New site in search for murdered Moira Anderson
- Published
Forensic experts searching for the remains of murdered schoolgirl Moira Anderson want to examine a new site in North Lanarkshire, the BBC understands.
The 11-year-old was last seen in 1957 on a bus driven by child abuser Alexander Gartshore. He died in 2006.
Prosecutors believe he murdered Moira, whose body has never been found.
Soil expert Professor Lorna Dawson was enlisted earlier this year to help find Moira. It is believed her team now want to search a site north of Coatbridge.
Professor Dawson, from the James Hutton Institute in Aberdeen, is understood to have prepared a forensic report based on her initial investigations.

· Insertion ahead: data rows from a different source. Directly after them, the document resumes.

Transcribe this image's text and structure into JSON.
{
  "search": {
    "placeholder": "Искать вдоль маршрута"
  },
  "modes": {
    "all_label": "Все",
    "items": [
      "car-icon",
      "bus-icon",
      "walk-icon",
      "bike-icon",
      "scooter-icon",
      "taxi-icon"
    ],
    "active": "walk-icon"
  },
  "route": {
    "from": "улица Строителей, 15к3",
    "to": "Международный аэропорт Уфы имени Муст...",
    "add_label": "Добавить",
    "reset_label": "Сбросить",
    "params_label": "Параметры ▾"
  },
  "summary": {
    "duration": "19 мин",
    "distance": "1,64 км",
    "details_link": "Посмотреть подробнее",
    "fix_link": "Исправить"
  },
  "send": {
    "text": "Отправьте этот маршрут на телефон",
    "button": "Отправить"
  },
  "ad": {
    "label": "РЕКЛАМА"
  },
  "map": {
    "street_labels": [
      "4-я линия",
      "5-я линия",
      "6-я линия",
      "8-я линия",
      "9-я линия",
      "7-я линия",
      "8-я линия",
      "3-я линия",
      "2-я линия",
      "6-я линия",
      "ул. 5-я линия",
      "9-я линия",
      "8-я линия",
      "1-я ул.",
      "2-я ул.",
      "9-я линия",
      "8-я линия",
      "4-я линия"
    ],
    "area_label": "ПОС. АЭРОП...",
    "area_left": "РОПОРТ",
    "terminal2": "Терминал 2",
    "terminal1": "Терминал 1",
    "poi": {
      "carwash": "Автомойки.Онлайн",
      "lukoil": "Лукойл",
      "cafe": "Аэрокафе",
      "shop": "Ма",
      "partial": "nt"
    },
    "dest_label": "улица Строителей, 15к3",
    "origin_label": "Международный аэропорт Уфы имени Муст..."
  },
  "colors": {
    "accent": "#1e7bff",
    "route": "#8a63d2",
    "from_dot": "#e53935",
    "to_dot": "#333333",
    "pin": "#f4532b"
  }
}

She is expected to meet senior prosecutors and police next week to discuss her findings.
It is believed part of the discussion will focus on a site, north of Coatbridge and west of the village of Glenmavis, where a farm worker reported an empty bus blocking a lane on the night Moira vanished.
BBC Scotland understands that Professor Dawson's team want to carry out more detailed examination of the site, but have health and safety concerns because of old old mine workings in the area.
Moira Anderson was last seen on 23 February 1957.
After leaving her grandmother's house, she boarded a Baxter's bus that was driven by Gartshore.
Prosecutors said last year that they believed that he had murdered Moira and disposed of her body.